AIV emerges as a key explanatory variable. When AIV is low (e.g., < 0.2) and the event rate is below 1 %, Gini values fall below 0.55, signalling weak discrimination. Conversely, when AIV exceeds 0.3–0.4, Gini stays above 0.65 regardless of the event rate, demonstrating that a strong collective signal from the predictors can offset the adverse effects of imbalance. The authors also confirm that the traditional EPV rule of thumb (EPV ≥ 10) has limited predictive value for classification performance; instead, the combination of event rate and AIV offers a more reliable guide.
Based on these findings, the paper proposes practical guidelines for credit‑risk practitioners: (1) ensure a minimum sample size of 5 000–10 000 observations when the event rate is ≤ 1 %; (2) aim for an AIV of at least 0.3 when selecting or engineering predictors; (3) adjust the decision threshold according to the observed event rate (e.g., use a cut‑off around 0.2–0.3 for a 0.5 % event rate).

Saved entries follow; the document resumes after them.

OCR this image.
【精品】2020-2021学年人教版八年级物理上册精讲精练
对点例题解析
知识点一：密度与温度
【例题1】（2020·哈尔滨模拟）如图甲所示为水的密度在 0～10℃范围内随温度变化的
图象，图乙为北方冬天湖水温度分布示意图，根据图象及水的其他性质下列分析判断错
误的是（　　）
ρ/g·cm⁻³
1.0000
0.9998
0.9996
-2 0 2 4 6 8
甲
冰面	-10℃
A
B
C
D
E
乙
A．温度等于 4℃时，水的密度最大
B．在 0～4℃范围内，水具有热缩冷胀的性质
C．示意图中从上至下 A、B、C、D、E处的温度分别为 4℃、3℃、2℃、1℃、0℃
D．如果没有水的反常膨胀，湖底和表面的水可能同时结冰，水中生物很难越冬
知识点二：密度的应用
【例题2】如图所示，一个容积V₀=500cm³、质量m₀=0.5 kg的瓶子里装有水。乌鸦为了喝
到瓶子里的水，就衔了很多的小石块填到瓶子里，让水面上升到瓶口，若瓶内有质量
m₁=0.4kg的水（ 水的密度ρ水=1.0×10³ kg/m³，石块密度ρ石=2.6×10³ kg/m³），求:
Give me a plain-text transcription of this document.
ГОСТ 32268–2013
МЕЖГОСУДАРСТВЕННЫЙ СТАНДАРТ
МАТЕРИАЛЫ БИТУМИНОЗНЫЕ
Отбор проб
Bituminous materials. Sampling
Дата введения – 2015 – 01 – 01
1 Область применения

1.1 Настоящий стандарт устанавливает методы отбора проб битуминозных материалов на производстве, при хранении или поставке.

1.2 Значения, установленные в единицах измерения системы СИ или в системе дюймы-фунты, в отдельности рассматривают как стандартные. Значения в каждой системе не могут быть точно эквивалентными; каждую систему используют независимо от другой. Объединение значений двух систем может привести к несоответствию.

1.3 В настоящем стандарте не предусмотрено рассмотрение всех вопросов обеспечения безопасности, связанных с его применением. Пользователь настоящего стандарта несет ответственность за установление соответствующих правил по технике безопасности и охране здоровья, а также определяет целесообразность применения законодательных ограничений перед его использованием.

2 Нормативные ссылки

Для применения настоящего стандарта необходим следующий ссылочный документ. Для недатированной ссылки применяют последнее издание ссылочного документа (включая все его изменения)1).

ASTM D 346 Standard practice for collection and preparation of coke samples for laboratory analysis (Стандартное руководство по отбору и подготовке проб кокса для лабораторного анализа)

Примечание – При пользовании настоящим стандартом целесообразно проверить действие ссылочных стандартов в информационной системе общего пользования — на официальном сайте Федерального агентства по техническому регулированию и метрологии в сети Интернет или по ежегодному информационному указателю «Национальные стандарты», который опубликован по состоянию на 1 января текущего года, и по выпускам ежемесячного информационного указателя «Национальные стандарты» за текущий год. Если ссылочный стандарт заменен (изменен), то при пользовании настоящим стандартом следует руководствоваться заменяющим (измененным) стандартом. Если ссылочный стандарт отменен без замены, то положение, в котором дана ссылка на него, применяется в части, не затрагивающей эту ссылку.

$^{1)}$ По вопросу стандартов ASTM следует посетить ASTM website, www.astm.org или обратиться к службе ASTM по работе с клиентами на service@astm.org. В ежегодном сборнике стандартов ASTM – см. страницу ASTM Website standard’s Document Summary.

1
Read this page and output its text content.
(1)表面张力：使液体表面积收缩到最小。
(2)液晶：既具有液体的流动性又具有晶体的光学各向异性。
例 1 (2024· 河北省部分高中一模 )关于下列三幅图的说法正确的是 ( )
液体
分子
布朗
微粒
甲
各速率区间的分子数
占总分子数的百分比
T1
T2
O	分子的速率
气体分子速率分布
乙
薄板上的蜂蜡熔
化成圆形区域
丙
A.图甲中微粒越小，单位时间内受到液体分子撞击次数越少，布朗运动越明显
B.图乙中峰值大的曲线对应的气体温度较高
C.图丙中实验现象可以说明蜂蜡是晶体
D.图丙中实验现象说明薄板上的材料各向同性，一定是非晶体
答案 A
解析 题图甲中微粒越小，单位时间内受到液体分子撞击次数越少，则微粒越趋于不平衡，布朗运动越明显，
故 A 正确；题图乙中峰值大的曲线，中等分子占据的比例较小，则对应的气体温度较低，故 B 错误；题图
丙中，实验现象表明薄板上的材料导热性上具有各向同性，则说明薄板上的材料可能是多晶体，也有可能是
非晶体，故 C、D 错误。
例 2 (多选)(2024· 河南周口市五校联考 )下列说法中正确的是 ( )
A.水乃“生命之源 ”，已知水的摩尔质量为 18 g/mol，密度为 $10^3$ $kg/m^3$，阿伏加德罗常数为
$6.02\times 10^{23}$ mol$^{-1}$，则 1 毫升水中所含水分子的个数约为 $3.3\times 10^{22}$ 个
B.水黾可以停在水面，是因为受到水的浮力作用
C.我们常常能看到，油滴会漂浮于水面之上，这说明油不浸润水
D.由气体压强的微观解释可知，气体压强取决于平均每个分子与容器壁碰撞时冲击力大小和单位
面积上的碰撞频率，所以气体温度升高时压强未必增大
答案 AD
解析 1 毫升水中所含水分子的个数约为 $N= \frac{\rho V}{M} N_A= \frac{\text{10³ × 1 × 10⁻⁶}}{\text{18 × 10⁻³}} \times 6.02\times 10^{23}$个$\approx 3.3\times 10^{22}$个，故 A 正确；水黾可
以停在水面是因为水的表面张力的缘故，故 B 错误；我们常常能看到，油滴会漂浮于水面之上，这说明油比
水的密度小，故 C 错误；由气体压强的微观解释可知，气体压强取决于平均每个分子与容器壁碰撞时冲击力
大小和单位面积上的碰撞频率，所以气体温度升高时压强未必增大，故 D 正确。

While the study does not evaluate specific imbalance‑remediation techniques (oversampling, SMOTE, cost‑sensitive learning), it establishes a baseline against which such methods can be objectively compared.
In conclusion, class imbalance dramatically reduces classification accuracy and forces a shift in optimal cut‑offs, but the discriminative capacity measured by Gini remains robust if the dataset is large enough and the predictors collectively carry sufficient information (high AIV). The authors recommend future work to validate the AIV‑based guidelines on real credit datasets and to explore interactions with various resampling or algorithmic mitigation strategies.